My toast for Colin and Jennie's wedding rehearsal day
2012-11-02
Follow this link to Colin and Jennie's wedding web page.
See also:
Colin and Jennie's Wedding 2012-11-03
Colin and Jennie's Wedding Slideshow
Colin's legacy photos
Jennie's legacy photos
Colin and Jennie's photos for the rehearsal dinner
I am so pleased to welcome you all to the rehearsal dinner for the wedding of dear Colin Copeland to my daughter, Jennie Renner-Yeomans. With me here are my lovely wife Laura Yeomans, and Colin's delightful parents, Michele Gross and Roger Copeland.
Weddings are one of those generational moments that give us pause to reflect on the great arc of life. Myself, I am remembering a day two decades ago before the wedding of my brother Steven and his wife Deb. The rabbi gathered the wedding party together and he told us that the wedding day is a special day for the bride and groom.

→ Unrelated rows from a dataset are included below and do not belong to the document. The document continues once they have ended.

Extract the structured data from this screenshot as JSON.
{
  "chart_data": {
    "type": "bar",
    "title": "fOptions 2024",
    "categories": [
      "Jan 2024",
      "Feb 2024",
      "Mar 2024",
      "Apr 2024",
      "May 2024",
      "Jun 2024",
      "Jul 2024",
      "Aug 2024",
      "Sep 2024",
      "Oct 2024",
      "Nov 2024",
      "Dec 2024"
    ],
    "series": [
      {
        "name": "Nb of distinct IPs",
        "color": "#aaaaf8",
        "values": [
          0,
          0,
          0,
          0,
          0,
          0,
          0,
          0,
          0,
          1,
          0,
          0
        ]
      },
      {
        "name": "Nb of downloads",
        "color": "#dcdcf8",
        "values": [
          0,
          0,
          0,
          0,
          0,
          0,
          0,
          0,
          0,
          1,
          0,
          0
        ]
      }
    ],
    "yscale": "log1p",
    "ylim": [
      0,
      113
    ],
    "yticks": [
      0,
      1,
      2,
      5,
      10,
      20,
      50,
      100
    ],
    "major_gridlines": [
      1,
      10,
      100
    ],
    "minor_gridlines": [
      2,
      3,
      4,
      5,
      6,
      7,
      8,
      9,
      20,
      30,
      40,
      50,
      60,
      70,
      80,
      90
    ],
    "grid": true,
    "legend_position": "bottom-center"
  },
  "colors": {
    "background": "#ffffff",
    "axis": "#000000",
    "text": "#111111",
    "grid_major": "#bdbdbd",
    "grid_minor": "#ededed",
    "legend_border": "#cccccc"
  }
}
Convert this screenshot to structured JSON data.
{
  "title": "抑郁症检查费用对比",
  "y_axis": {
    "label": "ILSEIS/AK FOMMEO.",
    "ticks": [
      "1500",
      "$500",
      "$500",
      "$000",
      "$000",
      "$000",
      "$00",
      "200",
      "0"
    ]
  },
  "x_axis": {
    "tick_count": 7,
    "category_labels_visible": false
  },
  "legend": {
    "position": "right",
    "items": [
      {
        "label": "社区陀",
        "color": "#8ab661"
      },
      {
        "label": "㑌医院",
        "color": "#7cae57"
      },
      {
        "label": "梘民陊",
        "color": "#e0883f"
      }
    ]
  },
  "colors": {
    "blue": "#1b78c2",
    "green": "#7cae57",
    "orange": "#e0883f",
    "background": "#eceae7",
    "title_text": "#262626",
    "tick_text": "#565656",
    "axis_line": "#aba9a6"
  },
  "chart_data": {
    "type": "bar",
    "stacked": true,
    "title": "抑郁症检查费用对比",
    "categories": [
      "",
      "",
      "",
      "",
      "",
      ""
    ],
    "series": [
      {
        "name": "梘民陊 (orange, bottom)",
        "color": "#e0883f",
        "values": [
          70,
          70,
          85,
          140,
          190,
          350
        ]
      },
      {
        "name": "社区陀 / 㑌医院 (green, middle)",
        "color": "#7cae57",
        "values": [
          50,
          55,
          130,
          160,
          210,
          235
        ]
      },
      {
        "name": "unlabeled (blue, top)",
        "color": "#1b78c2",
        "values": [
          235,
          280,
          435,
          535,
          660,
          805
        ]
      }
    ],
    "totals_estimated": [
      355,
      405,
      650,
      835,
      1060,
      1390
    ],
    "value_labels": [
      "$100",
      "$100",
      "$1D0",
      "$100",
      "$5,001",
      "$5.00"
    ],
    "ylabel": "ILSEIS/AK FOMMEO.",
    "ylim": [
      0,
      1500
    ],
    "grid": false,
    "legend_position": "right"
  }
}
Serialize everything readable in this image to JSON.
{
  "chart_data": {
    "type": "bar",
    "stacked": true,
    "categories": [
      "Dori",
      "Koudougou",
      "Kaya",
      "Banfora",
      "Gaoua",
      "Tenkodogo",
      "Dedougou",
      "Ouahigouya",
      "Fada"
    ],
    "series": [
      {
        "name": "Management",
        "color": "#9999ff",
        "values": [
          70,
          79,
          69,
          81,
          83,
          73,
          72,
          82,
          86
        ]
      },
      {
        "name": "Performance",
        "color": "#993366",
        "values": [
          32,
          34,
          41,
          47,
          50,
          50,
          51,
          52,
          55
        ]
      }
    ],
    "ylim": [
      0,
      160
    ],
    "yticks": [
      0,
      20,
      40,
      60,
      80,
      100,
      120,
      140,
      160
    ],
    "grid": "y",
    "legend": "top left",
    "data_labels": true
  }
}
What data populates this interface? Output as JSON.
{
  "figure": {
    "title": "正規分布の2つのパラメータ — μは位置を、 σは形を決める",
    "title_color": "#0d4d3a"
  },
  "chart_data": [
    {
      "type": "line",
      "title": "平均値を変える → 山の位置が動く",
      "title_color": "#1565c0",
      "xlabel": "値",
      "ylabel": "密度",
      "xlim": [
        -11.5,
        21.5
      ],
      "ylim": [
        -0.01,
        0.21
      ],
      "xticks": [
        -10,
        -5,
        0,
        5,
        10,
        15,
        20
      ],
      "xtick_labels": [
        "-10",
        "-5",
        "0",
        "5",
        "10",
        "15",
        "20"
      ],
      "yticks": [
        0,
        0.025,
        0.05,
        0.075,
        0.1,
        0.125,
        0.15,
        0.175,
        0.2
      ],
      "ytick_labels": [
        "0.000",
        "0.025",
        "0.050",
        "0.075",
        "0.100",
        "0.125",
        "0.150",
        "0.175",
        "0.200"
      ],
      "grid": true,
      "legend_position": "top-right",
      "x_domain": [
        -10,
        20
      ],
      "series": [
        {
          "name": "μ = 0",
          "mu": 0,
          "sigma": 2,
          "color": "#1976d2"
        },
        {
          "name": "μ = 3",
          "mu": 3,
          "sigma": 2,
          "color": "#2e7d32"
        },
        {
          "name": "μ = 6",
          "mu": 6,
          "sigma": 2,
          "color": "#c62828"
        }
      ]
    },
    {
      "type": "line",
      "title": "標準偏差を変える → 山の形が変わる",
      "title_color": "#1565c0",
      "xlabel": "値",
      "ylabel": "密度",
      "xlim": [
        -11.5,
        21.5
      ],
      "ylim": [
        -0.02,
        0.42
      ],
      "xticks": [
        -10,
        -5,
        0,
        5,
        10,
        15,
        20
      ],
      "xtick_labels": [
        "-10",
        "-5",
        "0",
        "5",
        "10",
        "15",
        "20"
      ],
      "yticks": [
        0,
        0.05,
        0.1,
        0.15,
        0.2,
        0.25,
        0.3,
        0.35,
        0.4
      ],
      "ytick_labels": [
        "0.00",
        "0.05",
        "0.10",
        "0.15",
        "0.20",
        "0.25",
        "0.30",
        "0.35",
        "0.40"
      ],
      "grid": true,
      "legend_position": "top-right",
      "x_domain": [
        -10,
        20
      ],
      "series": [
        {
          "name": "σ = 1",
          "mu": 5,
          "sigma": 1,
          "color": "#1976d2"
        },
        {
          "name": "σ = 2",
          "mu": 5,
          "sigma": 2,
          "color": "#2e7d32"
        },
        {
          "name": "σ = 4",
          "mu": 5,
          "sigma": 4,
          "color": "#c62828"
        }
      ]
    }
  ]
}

It is their day. They are king and queen and we do what they want to make it the day that they want.
For those of us who were at the rehearsal, I think it is clear what Colin and Jennie want. They have planned a short service with a long period of silence. The vows and readings are scripted, and the reception has no speeches whatsoever. Now I have some smarts, and I think I have figured this out. This here, the reception dinner on the evening before their wedding day, this here is our last opportunity for free speech.
I can also understand why Jennie and Colin would want their wedding day to be this way. I have met Roger. I think anyone who has met both of us will recognize that one of us is a tad too familiar with that line between what is appropriate and what is not. And I don't mean the type of familiarity that comes from getting way too close to the line. I mean the type of familiarity that can only come from fully exploring all the area on both sides of the line. And the other one of us, well what can you say, he's a professor at Oberlin. Do we need to say more?
Since this is our last night of free speech, here is what I want to say. I am so happy for Colin and Jennie. They exude the type of love that Erich Fromme talked about in the Art of Loving. Their tenderness for one another is in sync with their care for others around them and for the whole world.
I am particularly pleased that they have chosen the Museum of Life and Science as the venue for their special event. Jennie, Laura and I have many happy memories of science museums. The Museum of Life and Science, in particular, is a monument to the diversification and specialization of life, and the benefits that have flowed from our scientific understanding.
Now, I would like you to join me in a thought experiment. Imagine that I am standing here with my daughter, Jennie. I, of course, am a generation older, while she represents the generation of the future. Now, in the next frame, imagine Jennie standing here with Colin. Isn't it obvious that these two frames, one after the other, are evidence of the forward progress of evolution. Normally the effects take longer to notice.
Colin and Jennie, humanity is better off because of your devotion to each other, because of your chosen careers, and because of your daily practice of love. For this I toast you both.